As people age, they experience a toxic combination of declining financial literacy and increasing self-confidence. So says a new study conducted by researchers at the University of Missouri and Texas Tech University.
Cognitive declines are inevitable in advancing age, but the study demonstrates that those declines also apply to financial decision making. Coupled with stronger self-confidence, these declines often lead to financial mistakes and vulnerability to fraud, said the study.
The high-profile drama surrounding businessman and media magnate Sumner Redstone provides a vivid illustration of how cognitive declines experienced with advancing age can impact finances, said John Howe, professor and chairman of the Department of Finance at the University of Missouri’s Trulaske College of Business. Redstone is currently embroiled in high-profile legal battles that involve his daughter, a purported love interest, the fate of his $42 billion empire and questions about his mental competency at 92 years old.
“By the time you’re 92, most people ought to probably have a trusted advisor,” said Howe, who led the study along with Michael Finke and Sandra Huston from Texas Tech University.
The study, “Old Age and the Decline in Financial Literacy,” surveyed more than 3,850 individuals aged 60 and older to determine whether they were experiencing decreasing financial literacy, defined as the ability to understand and make good decisions about personal finances. Respondents were asked 16 multiple-choice questions about basic finances, borrowing, investing and insurance.

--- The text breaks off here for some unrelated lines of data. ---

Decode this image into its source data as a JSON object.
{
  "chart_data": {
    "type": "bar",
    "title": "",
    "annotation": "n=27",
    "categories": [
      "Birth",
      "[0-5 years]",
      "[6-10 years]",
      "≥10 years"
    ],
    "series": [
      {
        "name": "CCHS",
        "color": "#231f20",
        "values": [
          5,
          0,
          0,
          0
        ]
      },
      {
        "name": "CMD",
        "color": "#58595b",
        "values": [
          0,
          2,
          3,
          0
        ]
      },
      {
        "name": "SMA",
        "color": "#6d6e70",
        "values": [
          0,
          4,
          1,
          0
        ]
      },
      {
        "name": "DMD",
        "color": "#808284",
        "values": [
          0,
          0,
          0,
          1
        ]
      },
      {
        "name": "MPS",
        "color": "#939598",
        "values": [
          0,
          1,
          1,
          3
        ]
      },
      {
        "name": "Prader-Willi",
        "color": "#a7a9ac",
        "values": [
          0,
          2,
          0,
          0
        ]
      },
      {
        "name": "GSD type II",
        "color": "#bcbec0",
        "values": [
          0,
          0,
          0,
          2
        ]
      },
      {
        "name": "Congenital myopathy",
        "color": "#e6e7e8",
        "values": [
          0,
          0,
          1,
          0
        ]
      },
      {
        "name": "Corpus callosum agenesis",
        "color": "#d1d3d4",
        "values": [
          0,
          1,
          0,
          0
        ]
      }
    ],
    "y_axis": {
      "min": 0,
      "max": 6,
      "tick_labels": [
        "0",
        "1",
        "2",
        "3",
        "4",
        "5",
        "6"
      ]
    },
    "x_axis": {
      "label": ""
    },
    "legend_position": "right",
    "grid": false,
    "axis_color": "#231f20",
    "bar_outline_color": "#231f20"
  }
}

The study also asked respondents how confident they felt in their ability to make sound financial decisions. The study found slightly increased levels of self-confidence among the respondents. Even though they didn’t understand financial terms or policies well, they still believed they could make good decisions about their personal finances, the study found.
The study controlled for education level, income and wealth to determine the actual effect of age on financial literacy.
“Mixing a decline of financial literacy with an increase in self-confidence is a toxic combination,” said Howe. “This opens the door for more honest mistakes as well as fraud. It’s widely known that older adults are very common victims of financial fraud. It’s important that as we age, we find someone who has our best interests in mind when managing our finances.”
Howe recommends consumers meet with financial advisors who have a good reputation, but don’t necessarily choose the first advisor they meet with. Consumers should ask friends and family for recommendations, and then choose an advisor with a good record who is willing to take time to answer questions, including about how the advisor will be compensated.
It is crucial to put these advice mechanisms in place before the onset of cognitive decline, said Howe.